Voir le profil du Babélien Envoyer un message personnel
Kenel ha Gwerin
Non-inscrit





Messageécrit le Thursday 13 Mar 14, 17:36 Répondre en citant ce message   

Une des réponses qui fâchent et qui fait grincer des dents en Bretagne (je ne sais pas comment c'est ailleurs), c'est que l'école a eu un rôle secondaire puisque, l'école étant obligatoire dés la fin du XIXème siècle, le breton n'a commencé à être massivement abandonné qu'au tournant des années 50. L'une des réponses apportées, c'est que les hommes continuant à parler le breton, les mères de famille ont abandonné la langue vue comme un obstacle à la promotion sociale qu'elles souhaitaient pour leurs rejetons. Cette hypothèse de l'abandon du breton par les femmes se retrouvent chez Broudic, dans l'un des articles du livre Le breton, une langue en question.

À titre tout-à-fait personnel, je peux dire que ma mère, née dans le Trégor profond - coin très bretonnant s'il en est -, a toujours entendu les hommes parler breton entre eux et si elle a d'abord appris le breton, sa mère s'interdit de lui parler en cette langue dés qu'elle eut dans les sept-huit ans (vers 1961-1962) ; les enfants qui ont suivis n'ont été élevés quasiment qu'en français. Le père continuait à parler breton mais, toujours aux champs et peu prolixe, il avait peu d'occasions de parler à ses enfants. Encore aujourd'hui, j'ai infiniment plus l'occasion de parler breton avec les hommes de ma famille qui s'y donnent à cœur-joie, qu'avec les femmes qui semblent éprouver une certaine gêne lorsque je le fais.
 
ElieDeLeuze



Inscrit le: 14 Jun 2006
Messages: 1622
Lieu: Allemagne

Messageécrit le Sunday 16 Mar 14, 1:11 Répondre en citant ce message   

La différence homme/femme est un grand classique dans toutes les régions. C'est un mélange de désir de promotion sociale où les mères pleines de bonnes intentions sont aussi victimes de la propagande de la république que bourreaux de la langue régionale, et de désir de conformité citoyenne où les enfants savaient très bien éviter la langue locale car la stigmatisation était réelle, en général liée à une dichotomie ploucs de campagne contre coolitude urbaine et cela même à la modeste échelle des petites villes dans toutes les régions du pays. Je soupçonne même que le tahitien va en être victime dans pas longtemps de par le même phénomène.
Voir le profil du Babélien Envoyer un message personnel
Breizhadig



Inscrit le: 12 Nov 2004
Messages: 860
Lieu: Penn ar Bed / Finistère

Messageécrit le Sunday 16 Mar 14, 15:40 Répondre en citant ce message   

Je pense que cette interdiction à l'école était très variable et devait dépendre des enseignants. Par exemple, dans mon cas, que ça soit pour le gallo ou le breton, je sais que ça a été pratiqué car on me l'a raconté. Les formes étaient variables, des fois le symbole, d'autre fois a genoux sur une règle, ou simplement rester nettoyer la classe à la fin de la journée.

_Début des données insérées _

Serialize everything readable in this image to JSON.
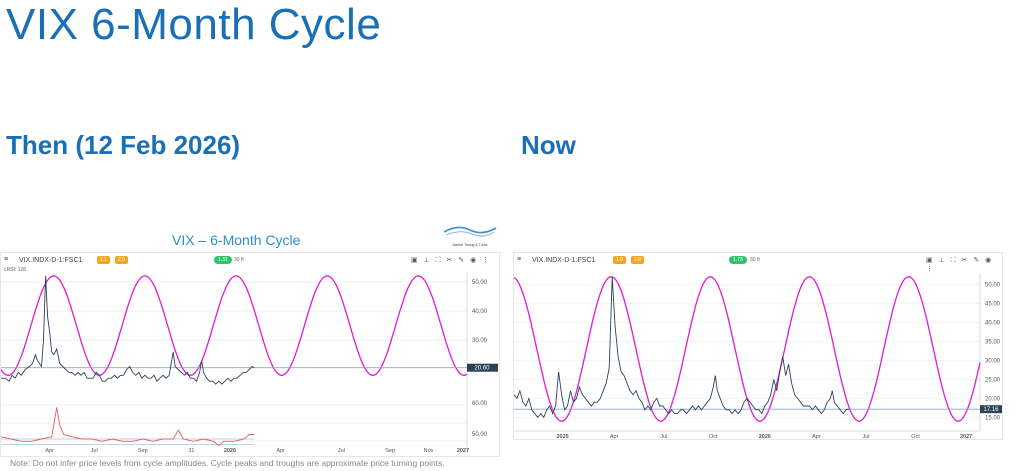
{
  "title": "VIX 6-Month Cycle",
  "then_label": "Then (12 Feb 2026)",
  "now_label": "Now",
  "inner_title": "VIX – 6-Month Cycle",
  "logo_text": "Market Timing & Turns",
  "note": "Note: Do not infer price levels from cycle amplitudes. Cycle peaks and troughs are approximate price turning points.",
  "colors": {
    "cycle": "#e21ad6",
    "price": "#2b4257",
    "rsi": "#e06060",
    "rsi_band": "#9bc4ea",
    "brand_blue": "#1a6fb5",
    "badge_orange": "#f4a623",
    "badge_green": "#2fc36a"
  },
  "toolbar_icons": [
    "save-icon",
    "pin-icon",
    "fullscreen-icon",
    "crop-icon",
    "draw-icon",
    "eye-icon",
    "more-icon"
  ],
  "then_chart": {
    "symbol": "VIX.INDX-D-1:FSC1",
    "badge_1": "1.1",
    "badge_2": "2.0",
    "pill": "1.31",
    "pill_text": "30 ft",
    "indicator_label": "cRSI: 128",
    "last_value": "20.60",
    "menu_glyph": "≡",
    "tools_glyphs": "▣ ⊥ ⛶ ✂ ✎ ◉ ⋮"
  },
  "now_chart": {
    "symbol": "VIX.INDX-D-1:FSC1",
    "badge_1": "1.0",
    "badge_2": "2.0",
    "pill": "1.73",
    "pill_text": "30 ft",
    "last_value": "17.16",
    "menu_glyph": "≡",
    "tools_glyphs": "▣ ⊥ ⛶ ✂ ✎ ◉ ⋮"
  },
  "chart_data": [
    {
      "type": "line",
      "title": "VIX – 6-Month Cycle",
      "x_tick_labels": [
        "Apr",
        "Jul",
        "Sep",
        "31",
        "2026",
        "Apr",
        "Jul",
        "Sep",
        "Nov",
        "2027"
      ],
      "y_tick_labels": [
        "50.00",
        "40.00",
        "30.00"
      ],
      "ylim": [
        14,
        53
      ],
      "last_value": 20.6,
      "series": [
        {
          "values": [
            [
              0,
              17
            ],
            [
              4,
              17
            ],
            [
              8,
              16
            ],
            [
              11,
              18
            ],
            [
              14,
              17
            ],
            [
              17,
              19
            ],
            [
              20,
              18
            ],
            [
              24,
              20
            ],
            [
              28,
              21
            ],
            [
              31,
              22
            ],
            [
              34,
              25
            ],
            [
              36,
              23
            ],
            [
              38,
              22
            ],
            [
              40,
              21
            ],
            [
              42,
              30
            ],
            [
              44,
              52
            ],
            [
              46,
              38
            ],
            [
              48,
              33
            ],
            [
              50,
              26
            ],
            [
              52,
              25
            ],
            [
              55,
              27
            ],
            [
              58,
              22
            ],
            [
              61,
              21
            ],
            [
              64,
              20
            ],
            [
              67,
              19
            ],
            [
              70,
              19
            ],
            [
              73,
              18
            ],
            [
              76,
              19
            ],
            [
              79,
              18
            ],
            [
              82,
              19
            ],
            [
              85,
              17
            ],
            [
              88,
              17
            ],
            [
              91,
              17
            ],
            [
              94,
              19
            ],
            [
              97,
              18
            ],
            [
              100,
              16
            ],
            [
              103,
              16
            ],
            [
              106,
              17
            ],
            [
              109,
              17
            ],
            [
              112,
              18
            ],
            [
              115,
              17
            ],
            [
              118,
              18
            ],
            [
              121,
              18
            ],
            [
              124,
              20
            ],
            [
              127,
              21
            ],
            [
              130,
              19
            ],
            [
              133,
              18
            ],
            [
              136,
              19
            ],
            [
              139,
              17
            ],
            [
              142,
              18
            ],
            [
              145,
              17
            ],
            [
              148,
              17
            ],
            [
              151,
              18
            ],
            [
              154,
              16
            ],
            [
              157,
              17
            ],
            [
              160,
              18
            ],
            [
              163,
              17
            ],
            [
              166,
              18
            ],
            [
              168,
              22
            ],
            [
              170,
              26
            ],
            [
              172,
              21
            ],
            [
              175,
              20
            ],
            [
              178,
              19
            ],
            [
              181,
              18
            ],
            [
              184,
              19
            ],
            [
              187,
              17
            ],
            [
              190,
              17
            ],
            [
              193,
              16
            ],
            [
              196,
              19
            ],
            [
              198,
              23
            ],
            [
              200,
              19
            ],
            [
              203,
              17
            ],
            [
              206,
              16
            ],
            [
              209,
              16
            ],
            [
              212,
              15
            ],
            [
              215,
              16
            ],
            [
              218,
              15
            ],
            [
              221,
              16
            ],
            [
              224,
              17
            ],
            [
              227,
              16
            ],
            [
              230,
              17
            ],
            [
              233,
              17
            ],
            [
              236,
              18
            ],
            [
              239,
              19
            ],
            [
              242,
              19
            ],
            [
              245,
              20
            ],
            [
              248,
              21
            ],
            [
              250,
              20.6
            ]
          ]
        },
        {
          "values": [
            [
              0,
              15
            ],
            [
              10,
              14
            ],
            [
              20,
              13
            ],
            [
              30,
              13
            ],
            [
              40,
              14
            ],
            [
              50,
              15
            ],
            [
              55,
              28
            ],
            [
              58,
              20
            ],
            [
              62,
              16
            ],
            [
              70,
              15
            ],
            [
              80,
              14
            ],
            [
              90,
              14
            ],
            [
              100,
              13
            ],
            [
              110,
              14
            ],
            [
              120,
              13
            ],
            [
              130,
              13
            ],
            [
              140,
              14
            ],
            [
              150,
              13
            ],
            [
              160,
              14
            ],
            [
              170,
              14
            ],
            [
              175,
              18
            ],
            [
              180,
              14
            ],
            [
              190,
              13
            ],
            [
              200,
              14
            ],
            [
              210,
              13
            ],
            [
              215,
              11
            ],
            [
              220,
              13
            ],
            [
              230,
              13
            ],
            [
              240,
              14
            ],
            [
              245,
              16
            ],
            [
              250,
              16
            ]
          ]
        },
        {
          "cycle": true,
          "period": 90,
          "peak_x": [
            52,
            142,
            232,
            322,
            412
          ],
          "min": 18,
          "max": 52
        }
      ]
    },
    {
      "type": "line",
      "x_tick_labels": [
        "2025",
        "Apr",
        "Jul",
        "Oct",
        "2026",
        "Apr",
        "Jul",
        "Oct",
        "2027"
      ],
      "y_tick_labels": [
        "50.00",
        "45.00",
        "40.00",
        "35.00",
        "30.00",
        "25.00",
        "20.00",
        "15.00"
      ],
      "ylim": [
        13,
        53
      ],
      "last_value": 17.16,
      "series": [
        {
          "values": [
            [
              0,
              21
            ],
            [
              3,
              20
            ],
            [
              6,
              22
            ],
            [
              9,
              19
            ],
            [
              12,
              18
            ],
            [
              15,
              20
            ],
            [
              18,
              17
            ],
            [
              21,
              16
            ],
            [
              24,
              15
            ],
            [
              27,
              16
            ],
            [
              30,
              15
            ],
            [
              33,
              17
            ],
            [
              36,
              18
            ],
            [
              39,
              16
            ],
            [
              42,
              18
            ],
            [
              45,
              27
            ],
            [
              48,
              21
            ],
            [
              51,
              17
            ],
            [
              54,
              18
            ],
            [
              57,
              22
            ],
            [
              60,
              19
            ],
            [
              63,
              20
            ],
            [
              66,
              23
            ],
            [
              69,
              21
            ],
            [
              72,
              20
            ],
            [
              75,
              19
            ],
            [
              78,
              18
            ],
            [
              81,
              19
            ],
            [
              84,
              19
            ],
            [
              87,
              20
            ],
            [
              90,
              22
            ],
            [
              93,
              24
            ],
            [
              96,
              28
            ],
            [
              99,
              52
            ],
            [
              102,
              39
            ],
            [
              105,
              31
            ],
            [
              108,
              27
            ],
            [
              111,
              26
            ],
            [
              114,
              24
            ],
            [
              117,
              22
            ],
            [
              120,
              21
            ],
            [
              123,
              22
            ],
            [
              126,
              20
            ],
            [
              129,
              19
            ],
            [
              132,
              17
            ],
            [
              135,
              18
            ],
            [
              138,
              17
            ],
            [
              141,
              19
            ],
            [
              144,
              20
            ],
            [
              147,
              18
            ],
            [
              150,
              18
            ],
            [
              153,
              17
            ],
            [
              156,
              16
            ],
            [
              159,
              17
            ],
            [
              162,
              16
            ],
            [
              165,
              16
            ],
            [
              168,
              17
            ],
            [
              171,
              17
            ],
            [
              174,
              16
            ],
            [
              177,
              17
            ],
            [
              180,
              18
            ],
            [
              183,
              17
            ],
            [
              186,
              18
            ],
            [
              189,
              17
            ],
            [
              192,
              18
            ],
            [
              195,
              19
            ],
            [
              198,
              20
            ],
            [
              201,
              23
            ],
            [
              203,
              26
            ],
            [
              205,
              22
            ],
            [
              208,
              20
            ],
            [
              211,
              18
            ],
            [
              214,
              17
            ],
            [
              217,
              17
            ],
            [
              220,
              16
            ],
            [
              223,
              17
            ],
            [
              226,
              16
            ],
            [
              229,
              17
            ],
            [
              232,
              19
            ],
            [
              235,
              20
            ],
            [
              238,
              19
            ],
            [
              241,
              18
            ],
            [
              244,
              17
            ],
            [
              247,
              17
            ],
            [
              250,
              16
            ],
            [
              253,
              18
            ],
            [
              256,
              19
            ],
            [
              259,
              21
            ],
            [
              262,
              25
            ],
            [
              265,
              22
            ],
            [
              268,
              27
            ],
            [
              271,
              31
            ],
            [
              274,
              26
            ],
            [
              277,
              29
            ],
            [
              280,
              24
            ],
            [
              283,
              21
            ],
            [
              286,
              20
            ],
            [
              289,
              19
            ],
            [
              292,
              18
            ],
            [
              295,
              18
            ],
            [
              298,
              18
            ],
            [
              301,
              17
            ],
            [
              304,
              18
            ],
            [
              307,
              17
            ],
            [
              310,
              16
            ],
            [
              313,
              17
            ],
            [
              316,
              19
            ],
            [
              319,
              20
            ],
            [
              321,
              22
            ],
            [
              323,
              19
            ],
            [
              326,
              18
            ],
            [
              329,
              17
            ],
            [
              332,
              16
            ],
            [
              335,
              17
            ],
            [
              338,
              17.16
            ]
          ]
        },
        {
          "cycle": true,
          "period": 100,
          "peak_x": [
            -2,
            98,
            198,
            298,
            398,
            498
          ],
          "min": 14,
          "max": 52
        }
      ]
    }
  ]
}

A mon avis, ce n'est qu'une composante dans le délaissement de la langue car en effet, la vision des grandes villes avec une pseudo bourgeoisie (ou du moins des gens plus aisés) qui parlent (plus ou moins bien) une langue qui semble leur donner un statut plus confortable, a joué un grand rôle. Savoir le français, c'était aussi vu comme l'espoir d'intégrer cette société urbaine. Les parents étaient conscients de ça et ont tous mis en œuvre pour que leurs enfants parlent un "bon" français et comptaient aussi sur l'école pour leur transmettre cette langue car eux ne pouvaient le faire.

Il y a eu plusieurs comportements envers le breton à l'école, allant de l'interdiction la plus stricte à la tolérance. Le tout est de faire la part des choses et voir quelle part a pris l'interdiction du breton dans son délaissement par la société. Pour moi, c'est une composante qui s'intègre dans un mécanisme naturel d'une envie d'un changement de classe sociale. Si le breton avait été intégré dans la société moderne, le regard du peuple aurait été différent car il n'y aurait pas eu de distinction avec le français, les deux langues auraient occupé une place égale. Mais ça n'a pas été le cas car les préoccupations de l'époque étaient toutes autres, la facilité c'est d'avoir une langue commune à tous et les notions de richesse culturelle ou de bilinguisme qui n'étaient pas connues à l'époque, ne pouvait logiquement pas être comprises par les hommes politiques... Elles ont beau être connues aujourd'hui, ils ne les comprennent toujours pas pour la plupart...

Donc dans une société où une langue occupe une place de "rêve", le peuple qui n'a pas conscience de la richesse de sa langue, ne va voir qu'un obstacle à la garder et va se tourner vers cette langue qui paraît ouvrir des portes... Aujourd'hui, combien sont les français moyens qui voue une véritable adoration envers l'anglais et poussent leurs enfants à apprendre cette langue dans le seul but de vouloir leur assurer un avenir meilleur que le leur, le français n'est pas dans leur préoccupation...

Bref, tout ça pour dire que oui, la population a un rôle important dans l'avenir de sa langue, mais ses choix s'inscrivent aussi dans un contexte précis. Chercher des responsables c'est se heurter à un faux problème, chacun a sa part de responsabilité mais aussi des arguments pour se justifier... Pour faire simple, l'abandon du breton n'aurait pas pu se faire sans le consentement du peuple.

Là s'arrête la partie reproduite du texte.